CM Dhami: Uttarakhand to be World's Spiritual Capital
Synopsis
Key Takeaways
The Chief Minister's Office of Uttarakhand on Sunday, 21 June 2026 shared a statement from Chief Minister Pushkar Singh Dhami reaffirming the state government's commitment to developing Uttarakhand as the spiritual capital of the world, with a specific pledge to extend temple development from the Kedarkhand circuit to the Manaskhand region.
Context
Speaking through the official CMO account, CM Dhami stated: 'Uttarakhand poore vishwa ki aadhyatmik rajdhani bane, iske liye hum nirantar karya kar rahe hain' ('We are continuously working towards making Uttarakhand the spiritual capital of the entire world'). He added that temple development in the Manaskhand region — the Kumaon division's pilgrimage cluster — is being ensured on the same lines as the development already undertaken in Kedarkhand, the Garhwal division's storied pilgrimage circuit centred on Kedarnath.
The statement signals a deliberate policy of geographic balance: ensuring that the eastern Kumaon hills receive infrastructure investment comparable to the more internationally recognised Garhwal shrines.
Policy Backdrop
Uttarakhand's temple development push has deep roots. Following the devastating 2013 Kedarnath floods, the state launched large-scale reconstruction and pilgrimage infrastructure upgrades from 2014 onward. The central government's PRASAD scheme, introduced in 2014–15, identified Uttarakhand sites for funded spiritual tourism amenities, and the Char Dham all-weather road project was approved in 2016 to improve connectivity to the four major shrines — Yamunotri, Gangotri, Kedarnath and Badrinath.

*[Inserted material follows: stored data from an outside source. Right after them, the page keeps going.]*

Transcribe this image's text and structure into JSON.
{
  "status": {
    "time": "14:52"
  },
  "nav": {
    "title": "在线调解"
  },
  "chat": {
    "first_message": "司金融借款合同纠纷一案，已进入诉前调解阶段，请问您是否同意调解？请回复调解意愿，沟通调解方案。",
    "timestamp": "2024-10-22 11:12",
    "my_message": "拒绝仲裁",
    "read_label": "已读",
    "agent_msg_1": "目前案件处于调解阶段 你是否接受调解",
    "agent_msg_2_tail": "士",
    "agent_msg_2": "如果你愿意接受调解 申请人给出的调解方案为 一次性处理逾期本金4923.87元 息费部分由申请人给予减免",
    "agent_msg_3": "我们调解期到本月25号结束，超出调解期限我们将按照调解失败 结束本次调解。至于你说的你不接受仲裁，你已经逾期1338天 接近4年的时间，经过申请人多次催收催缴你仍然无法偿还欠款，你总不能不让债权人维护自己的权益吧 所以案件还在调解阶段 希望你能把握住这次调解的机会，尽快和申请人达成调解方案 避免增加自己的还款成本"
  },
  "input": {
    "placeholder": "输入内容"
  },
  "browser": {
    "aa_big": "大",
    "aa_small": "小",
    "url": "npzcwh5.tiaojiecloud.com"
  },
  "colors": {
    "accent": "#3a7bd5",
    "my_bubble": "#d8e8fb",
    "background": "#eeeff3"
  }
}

A 2022 state tourism policy update prioritised expansion beyond the core Char Dham circuit, explicitly targeting lesser-known temple clusters. The Manaskhand corridor — encompassing ancient Kumaon shrines — has since been positioned as the next frontier of this strategy, mirroring the Kedarkhand model in terms of road access, pilgrim facilities and heritage conservation.
Stakeholders and Impact
The primary beneficiaries of the Manaskhand push are hill communities in Kumaon, whose local economies depend heavily on seasonal pilgrimage traffic. Temple committees managing shrines in the circuit stand to receive infrastructure support, while tourism operators across the state anticipate a broader spread of visitor footfall beyond the already-saturated Char Dham routes.

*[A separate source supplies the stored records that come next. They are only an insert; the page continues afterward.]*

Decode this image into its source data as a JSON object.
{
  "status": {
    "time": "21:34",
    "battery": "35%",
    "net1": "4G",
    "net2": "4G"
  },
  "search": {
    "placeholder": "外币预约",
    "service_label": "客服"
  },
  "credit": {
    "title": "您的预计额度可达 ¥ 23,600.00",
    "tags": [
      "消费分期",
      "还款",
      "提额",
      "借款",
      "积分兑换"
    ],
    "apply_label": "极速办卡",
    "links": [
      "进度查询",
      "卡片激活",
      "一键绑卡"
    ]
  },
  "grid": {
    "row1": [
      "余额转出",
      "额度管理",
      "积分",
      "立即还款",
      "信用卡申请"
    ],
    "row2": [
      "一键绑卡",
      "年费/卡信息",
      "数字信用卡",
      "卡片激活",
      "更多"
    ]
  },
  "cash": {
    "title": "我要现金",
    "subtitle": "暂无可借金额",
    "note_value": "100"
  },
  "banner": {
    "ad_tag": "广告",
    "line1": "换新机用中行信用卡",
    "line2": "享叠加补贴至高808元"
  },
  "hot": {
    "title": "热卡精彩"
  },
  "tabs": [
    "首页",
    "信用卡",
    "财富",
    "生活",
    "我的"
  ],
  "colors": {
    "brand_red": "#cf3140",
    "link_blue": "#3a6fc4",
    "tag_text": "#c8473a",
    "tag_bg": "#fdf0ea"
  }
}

For pilgrims, parallel development of both circuits means more options, reduced congestion at peak sites, and improved safety infrastructure across a wider geography. The framing of Uttarakhand as a 'world spiritual capital' also carries soft-power implications, positioning the state as a destination for the global Hindu diaspora and international spiritual tourists.
What's Next
Concrete progress on the Manaskhand temple projects — including any new budget allocations, inauguration timelines or project lists — is expected to emerge at the next Uttarakhand state assembly session or an upcoming state tourism summit. CM Dhami's administration has made religious tourism a centrepiece of its economic development narrative, and sustained delivery on the Manaskhand promise will be a key metric by which that agenda is judged. A successful twin-circuit model could also serve as a template for other Himalayan states seeking to monetise spiritual heritage without overloading a single pilgrimage corridor.